Given the number of people involved and the logistics behind such a project, many might be considering Sammet a very organized person. One can only imagine how many contractual discussions he has endured. Well perhaps not. He knowingly laughs before answering 'That's an interesting question. Usually one shouldn't talk about deals and negotiations, but I can say that everyone is quite happy with it and I can tell you that I am not half as organized as many might believe. If you see how my work place looks like, then you will know what I mean. As for royalties, there were points given, some fees were paid and we even exchanged appearances with some people. It's like if they appear here, I will later sing on their album and so forth!'

Fans wonder whether Avantasia will see a third installment. The answer is tentative. 'To tell you the truth I would have to say that I don't think so. It would be a bigger statement to say categorically never ever, but this is the same thing people always say and then they have to excuse themselves after two years!

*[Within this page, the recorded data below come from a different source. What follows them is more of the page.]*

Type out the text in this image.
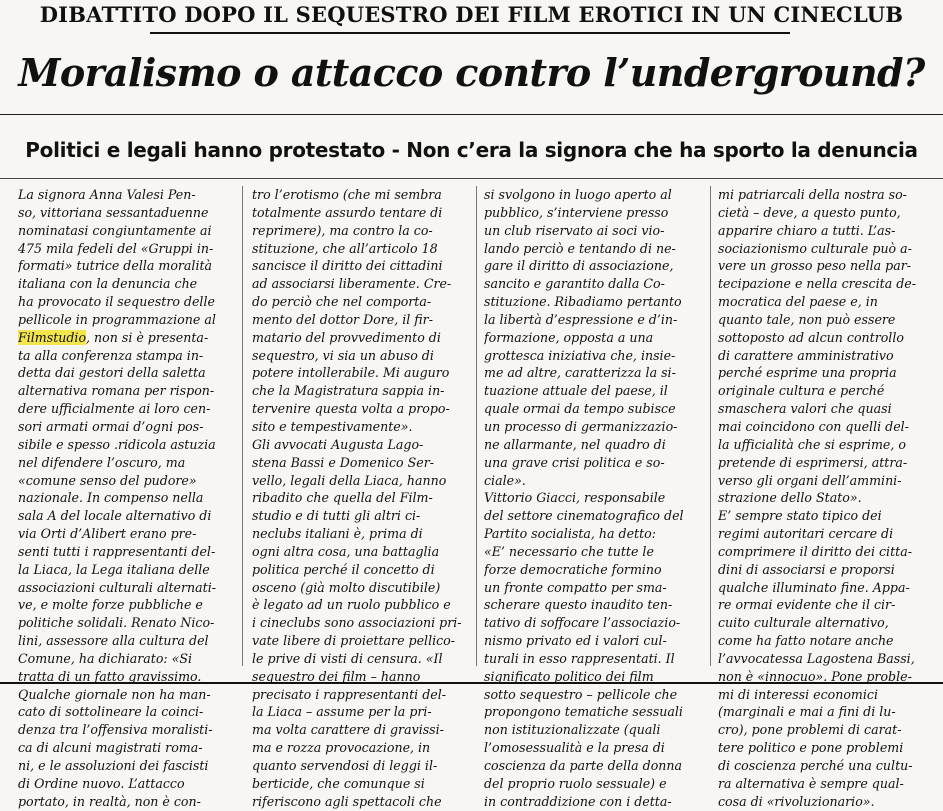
DIBATTITO DOPO IL SEQUESTRO DEI FILM EROTICI IN UN CINECLUB
Moralismo o attacco contro l’underground?
Politici e legali hanno protestato - Non c’era la signora che ha sporto la denuncia
La signora Anna Valesi Pen-
so, vittoriana sessantaduenne
nominatasi congiuntamente ai
475 mila fedeli del «Gruppi in-
formati» tutrice della moralità
italiana con la denuncia che
ha provocato il sequestro delle
pellicole in programmazione al
Filmstudio, non si è presenta-
ta alla conferenza stampa in-
detta dai gestori della saletta
alternativa romana per rispon-
dere ufficialmente ai loro cen-
sori armati ormai d’ogni pos-
sibile e spesso .ridicola astuzia
nel difendere l’oscuro, ma
«comune senso del pudore»
nazionale. In compenso nella
sala A del locale alternativo di
via Orti d’Alibert erano pre-
senti tutti i rappresentanti del-
la Liaca, la Lega italiana delle
associazioni culturali alternati-
ve, e molte forze pubbliche e
politiche solidali. Renato Nico-
lini, assessore alla cultura del
Comune, ha dichiarato: «Si
tratta di un fatto gravissimo.
Qualche giornale non ha man-
cato di sottolineare la coinci-
denza tra l’offensiva moralisti-
ca di alcuni magistrati roma-
ni, e le assoluzioni dei fascisti
di Ordine nuovo. L’attacco
portato, in realtà, non è con-
tro l’erotismo (che mi sembra
totalmente assurdo tentare di
reprimere), ma contro la co-
stituzione, che all’articolo 18
sancisce il diritto dei cittadini
ad associarsi liberamente. Cre-
do perciò che nel comporta-
mento del dottor Dore, il fir-
matario del provvedimento di
sequestro, vi sia un abuso di
potere intollerabile. Mi auguro
che la Magistratura sappia in-
tervenire questa volta a propo-
sito e tempestivamente».
Gli avvocati Augusta Lago-
stena Bassi e Domenico Ser-
vello, legali della Liaca, hanno
ribadito che quella del Film-
studio e di tutti gli altri ci-
neclubs italiani è, prima di
ogni altra cosa, una battaglia
politica perché il concetto di
osceno (già molto discutibile)
è legato ad un ruolo pubblico e
i cineclubs sono associazioni pri-
vate libere di proiettare pellico-
le prive di visti di censura. «Il
sequestro dei film – hanno
precisato i rappresentanti del-
la Liaca – assume per la pri-
ma volta carattere di gravissi-
ma e rozza provocazione, in
quanto servendosi di leggi il-
berticide, che comunque si
riferiscono agli spettacoli che
si svolgono in luogo aperto al
pubblico, s’interviene presso
un club riservato ai soci vio-
lando perciò e tentando di ne-
gare il diritto di associazione,
sancito e garantito dalla Co-
stituzione. Ribadiamo pertanto
la libertà d’espressione e d’in-
formazione, opposta a una
grottesca iniziativa che, insie-
me ad altre, caratterizza la si-
tuazione attuale del paese, il
quale ormai da tempo subisce
un processo di germanizzazio-
ne allarmante, nel quadro di
una grave crisi politica e so-
ciale».
Vittorio Giacci, responsabile
del settore cinematografico del
Partito socialista, ha detto:
«E’ necessario che tutte le
forze democratiche formino
un fronte compatto per sma-
scherare questo inaudito ten-
tativo di soffocare l’associazio-
nismo privato ed i valori cul-
turali in esso rappresentati. Il
significato politico dei film
sotto sequestro – pellicole che
propongono tematiche sessuali
non istituzionalizzate (quali
l’omosessualità e la presa di
coscienza da parte della donna
del proprio ruolo sessuale) e
in contraddizione con i detta-
mi patriarcali della nostra so-
cietà – deve, a questo punto,
apparire chiaro a tutti. L’as-
sociazionismo culturale può a-
vere un grosso peso nella par-
tecipazione e nella crescita de-
mocratica del paese e, in
quanto tale, non può essere
sottoposto ad alcun controllo
di carattere amministrativo
perché esprime una propria
originale cultura e perché
smaschera valori che quasi
mai coincidono con quelli del-
la ufficialità che si esprime, o
pretende di esprimersi, attra-
verso gli organi dell’ammini-
strazione dello Stato».
E’ sempre stato tipico dei
regimi autoritari cercare di
comprimere il diritto dei citta-
dini di associarsi e proporsi
qualche illuminato fine. Appa-
re ormai evidente che il cir-
cuito culturale alternativo,
come ha fatto notare anche
l’avvocatessa Lagostena Bassi,
non è «innocuo». Pone proble-
mi di interessi economici
(marginali e mai a fini di lu-
cro), pone problemi di carat-
tere politico e pone problemi
di coscienza perché una cultu-
ra alternativa è sempre qual-
cosa di «rivoluzionario».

'I don't expect it. I am quite busy with Edguy and we have quite a few things to do there. Edguy is getting bigger and bigger and having a lot of success and so I don't want to concentrate on too many things at the same time. Furthermore the story is over and I don't think something like this will happen in the next ten years. Still, you never know. If I wake up one morning and say 'shit everything is bullshit, my fridge is empty and so I have to do Avantasia Part III (laughs)' then... no no no. It wouldn't be the fridge; it would be a creative reason. Then I would do it. To be honest with you, I wouldn't do it for an empty fridge. I wouldn't do anything for an empty fridge but work a normal job and not scratch the reputation of Avantasia which is accepted by the fans and the heavy metal world as something quite special. I am quite proud and thankful. I shouldn't destroy the reputation and rip it off a few years later.'

As for Sammet assembling another project with a new moniker, 'I don't plan it. There are so many records coming out. Whatever you do then you should think twice about it. You should ask yourself if it needs to be done. The record stores are over-packed. There is no point in doing things that you do with half of your heart. I feel quite happy with Edguy and I don't need to do anything else.'

Tobias Sammet's Avantasia The Metal Opera and The Metal Opera Pt. II have been released by AFM Records in Europe and licensed by Century Media for North America. Both albums are available now.